Desde la tradición «sectaria» anabautista en que me encuentro, la adopción del cristianismo como religión estatal del Imperio Romano se ve no como su triunfo sino como su claudicación. Identificamos con la presunta conversión de Constantino el Grande, el momento de «la caída» de la iglesia primitiva, el momento cuando dejó de ser ya la comunidad del Espíritu que seguía fielmente las huellas de Jesús el crucificado, para convertirse en instrumento del Imperio para la pacificación y el control psicológico de las masas bajo la soberanía dictatorial de emperadores sanguinarios y sin escrúpulos.
El emperador y los obispos llegaron a una componenda donde parecía que todos salían ganando. El emperador abandonaba la persecución de los cristianos, renunciaba a ser adorado como un dios, y aceptaba sobre sí la soberanía del «Rey de reyes», Jesucristo. La iglesia reconocía, a cambio, la lógica de que por cuanto Cristo gobierna a la humanidad entera desde el cielo, el poder inigualable e incontestable del emperador tenía que haberle venido por designación y delegación directa del Cielo. Todo lo que hacía y mandaba el emperador, era como vicario y representante en la tierra del poder soberano de Cristo. No sé si alguien se pronunció en estos términos en aquella era; ese fue el efecto, sin embargo, de la «cristianización» del imperio y la «estatización» del cristianismo.

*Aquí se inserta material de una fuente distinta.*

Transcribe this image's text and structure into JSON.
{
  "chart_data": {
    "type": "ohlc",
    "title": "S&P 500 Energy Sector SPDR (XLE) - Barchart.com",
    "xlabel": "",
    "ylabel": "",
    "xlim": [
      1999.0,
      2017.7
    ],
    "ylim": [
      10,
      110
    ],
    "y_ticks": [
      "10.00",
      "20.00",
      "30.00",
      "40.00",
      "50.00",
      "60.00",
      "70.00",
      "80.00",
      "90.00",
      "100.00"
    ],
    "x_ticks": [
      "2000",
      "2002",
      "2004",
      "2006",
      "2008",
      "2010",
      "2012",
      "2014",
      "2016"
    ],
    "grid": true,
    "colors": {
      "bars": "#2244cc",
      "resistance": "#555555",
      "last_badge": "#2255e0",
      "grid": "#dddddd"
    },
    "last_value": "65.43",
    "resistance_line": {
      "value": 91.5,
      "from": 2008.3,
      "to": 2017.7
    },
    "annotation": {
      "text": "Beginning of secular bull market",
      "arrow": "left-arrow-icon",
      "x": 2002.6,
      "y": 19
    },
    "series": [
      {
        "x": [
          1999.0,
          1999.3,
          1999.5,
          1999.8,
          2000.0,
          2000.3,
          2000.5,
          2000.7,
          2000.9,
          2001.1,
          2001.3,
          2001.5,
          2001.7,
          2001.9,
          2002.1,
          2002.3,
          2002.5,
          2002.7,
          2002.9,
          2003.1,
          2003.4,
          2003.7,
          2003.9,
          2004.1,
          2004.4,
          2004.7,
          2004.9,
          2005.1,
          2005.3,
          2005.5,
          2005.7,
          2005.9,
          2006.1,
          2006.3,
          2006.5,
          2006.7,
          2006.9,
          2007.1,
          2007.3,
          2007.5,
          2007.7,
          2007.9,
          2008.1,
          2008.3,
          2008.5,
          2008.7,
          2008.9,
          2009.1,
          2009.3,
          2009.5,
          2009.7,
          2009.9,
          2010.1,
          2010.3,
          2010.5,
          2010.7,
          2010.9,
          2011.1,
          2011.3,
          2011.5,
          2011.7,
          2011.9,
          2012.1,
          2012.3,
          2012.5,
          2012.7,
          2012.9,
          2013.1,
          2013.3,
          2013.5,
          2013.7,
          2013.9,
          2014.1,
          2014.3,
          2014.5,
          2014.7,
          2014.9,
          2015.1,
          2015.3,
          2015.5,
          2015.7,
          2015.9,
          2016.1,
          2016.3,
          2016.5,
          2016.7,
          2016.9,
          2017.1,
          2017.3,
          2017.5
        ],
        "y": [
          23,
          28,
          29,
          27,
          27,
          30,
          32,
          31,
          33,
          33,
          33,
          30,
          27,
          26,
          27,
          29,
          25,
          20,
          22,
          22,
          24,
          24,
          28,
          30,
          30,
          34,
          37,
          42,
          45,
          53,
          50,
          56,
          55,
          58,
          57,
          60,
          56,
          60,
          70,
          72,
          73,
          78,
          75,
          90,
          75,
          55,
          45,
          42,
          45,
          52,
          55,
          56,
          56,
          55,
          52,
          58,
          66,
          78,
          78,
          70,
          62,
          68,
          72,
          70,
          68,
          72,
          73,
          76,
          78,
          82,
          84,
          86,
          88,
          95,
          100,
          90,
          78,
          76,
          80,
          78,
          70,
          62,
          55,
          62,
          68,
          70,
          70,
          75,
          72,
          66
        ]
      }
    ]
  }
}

Me resultan interesantísimos todos los capítulos de este libro que describen la vida y el impacto de la iglesia de los primeros siglos. Pero confieso que me resulta de igual o especial interés, sin embargo, la cuarta y última parte del libro, que habla de la transformación posterior del cristianismo. El abandono de su esencia primitiva, para adecuarse a las exigencias que necesariamente imponía ahora su condición de religión estatal e instrumento de control psicológico de la población del imperio.
Poco lugar iba a quedar ahora para la virtud cristiana excelsa de la paciencia, ni para el cultivo de un habitus característico, ni para una catequesis paciente y lenta, cuando toda la población del imperio se veía obligada a adoptar el cristianismo. Todo el mundo tenía ahora cabida en la eucaristía; y más que la acción de un fermento invisible, la iglesia cristiana se llenaba ahora de personas que —en imitación del emperador— reconocían de boca la soberanía del crucificado, pero vivían sus vidas como les venía en gana, sin ninguna intención de «tomar cada uno su cruz y seguirle».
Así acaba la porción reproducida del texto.